Important Safety Information for Lantus (insulin glargine injection) 100 Units/mL
Contraindications
Lantus is contraindicated during episodes of hypoglycemia and in patients with hypersensitivity to insulin glargine or any of the excipients in LANTUS.
Warnings and Precautions
Insulin pens, needles, or syringes must never be shared between patients. Do NOT reuse needles.
Monitor blood glucose in all patients treated with insulin. Modify insulin regimen only under medical supervision. Changes in insulin regimen including, strength, manufacturer, type, injection site or method of administration may result in the need for a change in insulin dose or an adjustment in concomitant drugs.
Repeated insulin injections into areas of lipodystrophy or localized cutaneous amyloidosis may result in hyperglycemia; sudden change in the injection site (to unaffected area) has been reported to result in hypoglycemia. Advise patients to rotate injection site to unaffected areas and closely monitor for hypoglycemia.

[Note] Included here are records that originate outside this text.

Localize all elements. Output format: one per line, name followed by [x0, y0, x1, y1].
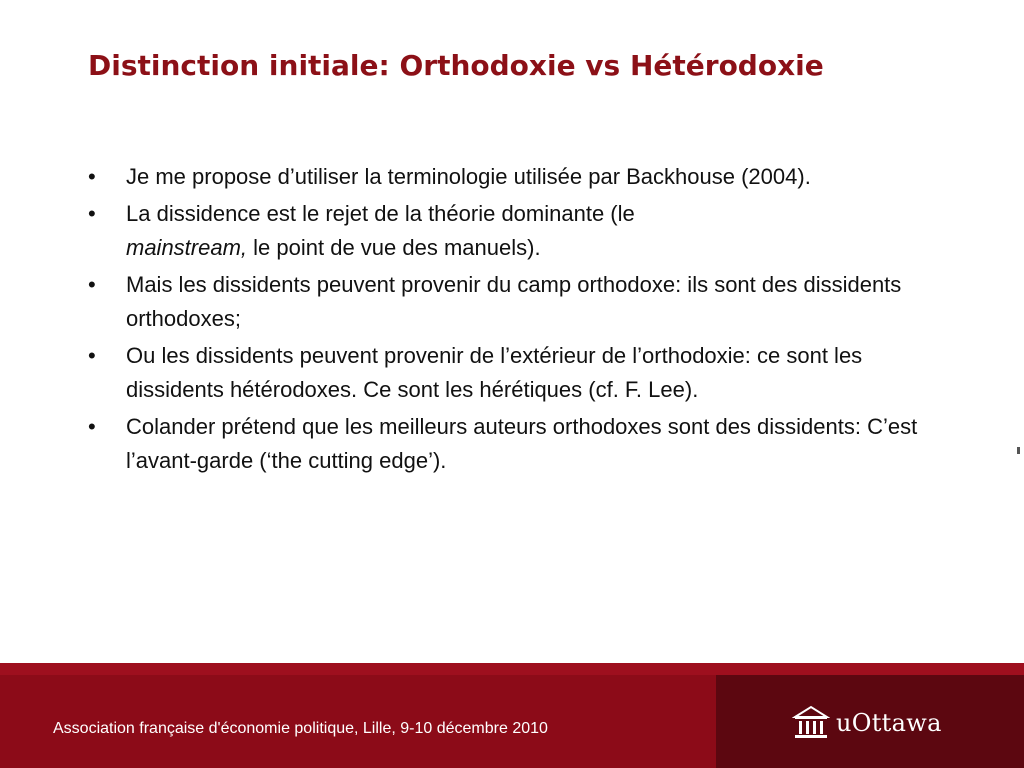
logo-text: uOttawa — [836, 709, 942, 737]
bullet-marker: • — [88, 164, 96, 189]
bullet-list — [88, 160, 948, 481]
bullet-marker: • — [88, 343, 96, 368]
bullet-text: Ou les dissidents peuvent provenir de l’extérieur de l’orthodoxie: ce sont les dissidents hétérodoxes. Ce sont les hérétiques (cf. F. Lee). — [126, 343, 863, 402]
bullet-marker: • — [88, 272, 96, 297]
bullet-marker: • — [88, 414, 96, 439]
bullet-item — [88, 160, 948, 194]
bullet-text: Je me propose d’utiliser la terminologie utilisée par Backhouse (2004). — [126, 164, 811, 189]
decorative-mark — [1017, 447, 1020, 454]
bullet-text: Mais les dissidents peuvent provenir du camp orthodoxe: ils sont des dissidents orthodoxes; — [126, 272, 902, 331]
university-building-icon — [792, 704, 830, 742]
bullet-text-after: le point de vue des manuels). — [247, 235, 541, 260]
slide-title: Distinction initiale: Orthodoxie vs Hétérodoxie — [88, 49, 824, 82]
bullet-marker: • — [88, 201, 96, 226]
footer-left-panel — [0, 675, 716, 768]
uottawa-logo — [792, 703, 942, 743]
bullet-item — [88, 339, 948, 407]
bullet-item — [88, 268, 948, 336]
bullet-text — [126, 201, 635, 260]
bullet-item — [88, 410, 948, 478]
bullet-text: Colander prétend que les meilleurs auteurs orthodoxes sont des dissidents: C’est l’avant-garde (‘the cutting edge’). — [126, 414, 918, 473]
bullet-item — [88, 197, 948, 265]
footer-band — [0, 663, 1024, 768]
bullet-emphasis: mainstream, — [126, 235, 248, 260]
bullet-text-before: La dissidence est le rejet de la théorie dominante (le — [126, 201, 635, 226]
footer-caption: Association française d'économie politique, Lille, 9-10 décembre 2010 — [53, 720, 548, 737]
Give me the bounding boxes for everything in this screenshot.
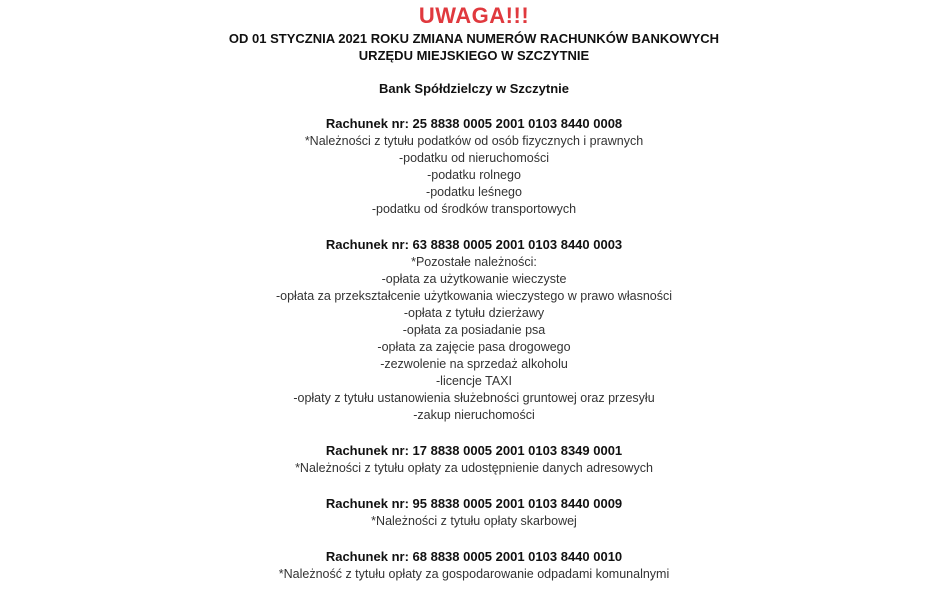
account-description-line: *Należności z tytułu podatków od osób fizycznych i prawnych [304, 134, 644, 148]
account-description-line: -podatku leśnego [426, 185, 522, 199]
account-description-line: -opłata za użytkowanie wieczyste [381, 272, 567, 286]
account-description-line: *Pozostałe należności: [411, 255, 537, 269]
account-description-line: -podatku rolnego [427, 168, 521, 182]
account-number: Rachunek nr: 25 8838 0005 2001 0103 8440 0008 [325, 116, 623, 131]
account-description-line: -podatku od środków transportowych [371, 202, 577, 216]
account-description-line: -podatku od nieruchomości [398, 151, 550, 165]
account-number: Rachunek nr: 68 8838 0005 2001 0103 8440 0010 [325, 549, 623, 564]
account-description-line: *Należności z tytułu opłaty za udostępnienie danych adresowych [295, 461, 653, 475]
account-description-line: *Należności z tytułu opłaty skarbowej [371, 514, 577, 528]
account-description-line: -opłata za posiadanie psa [402, 323, 546, 337]
account-description-line: -licencje TAXI [436, 374, 512, 388]
account-description-line: *Należność z tytułu opłaty za gospodarowanie odpadami komunalnymi [278, 567, 670, 581]
account-number: Rachunek nr: 17 8838 0005 2001 0103 8349 0001 [325, 443, 623, 458]
account-description-line: -opłata za zajęcie pasa drogowego [377, 340, 571, 354]
account-description-line: -zakup nieruchomości [413, 408, 535, 422]
page-title: UWAGA!!! [418, 3, 530, 28]
account-description-line: -opłata za przekształcenie użytkowania wieczystego w prawo własności [275, 289, 672, 303]
account-number: Rachunek nr: 63 8838 0005 2001 0103 8440 0003 [325, 237, 623, 252]
account-description-line: -opłata z tytułu dzierżawy [403, 306, 545, 320]
bank-name: Bank Spółdzielczy w Szczytnie [379, 81, 569, 96]
subtitle-line-1: OD 01 STYCZNIA 2021 ROKU ZMIANA NUMERÓW RACHUNKÓW BANKOWYCH [228, 31, 720, 46]
account-description-line: -zezwolenie na sprzedaż alkoholu [380, 357, 568, 371]
account-description-line: -opłaty z tytułu ustanowienia służebności gruntowej oraz przesyłu [293, 391, 655, 405]
subtitle-line-2: URZĘDU MIEJSKIEGO W SZCZYTNIE [358, 48, 590, 63]
account-number: Rachunek nr: 95 8838 0005 2001 0103 8440 0009 [325, 496, 623, 511]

Do not dilute or mix Lantus with any other insulin or solution. If mixed or diluted, the solution may become cloudy, and the onset of action/time to peak effect may be altered in an unpredictable manner. Do not administer Lantus via an insulin pump or intravenously because severe hypoglycemia can occur.
Hypoglycemia is the most common adverse reaction of insulin therapy, including Lantus, and may be life-threatening.
Hypoglycemia due to medication errors, such as accidental mix-ups between basal insulin products and other insulins, particularly rapid-acting insulins, have been reported. Patients should be instructed to always verify the insulin label before each injection.
Severe life-threatening, generalized allergy, including anaphylaxis, can occur. Discontinue Lantus, treat and monitor until symptoms resolve.
A reduction in the Lantus dose may be required in patients with renal or hepatic impairment.
As with all insulins, Lantus use can lead to life-threatening hypokalemia. Untreated hypokalemia may cause respiratory paralysis, ventricular arrhythmia, and death. Closely monitor potassium levels in patients at risk of hypokalemia and treat if indicated.
Fluid retention, which may lead to or exacerbate heart failure, can occur with concomitant use of thiazolidinediones (TZDs) with insulin. These patients should be observed for signs and symptoms of heart failure. If heart failure occurs, dosage reduction or discontinuation of TZD must be considered.
Drug Interactions
Certain drugs may affect glucose metabolism, requiring insulin dose adjustment and close monitoring of blood glucose. The signs of hypoglycemia may be reduced in patients taking anti-adrenergic drugs (e.g., beta-blockers, clonidine, guanethidine, and reserpine).
Adverse Reactions
Adverse reactions commonly associated with Lantus include hypoglycemia, allergic reactions, injection site reactions, lipodystrophy, pruritus, rash, edema and weight gain.
Important Safety Information for Lantus SoloSTAR
Lantus SoloSTAR is a disposable single-patient-use prefilled insulin pen. To help ensure an accurate dose each time, patients should follow all steps in the Instruction Leaflet accompanying the pen: otherwise they may not get the correct amount of insulin, which may affect their blood glucose.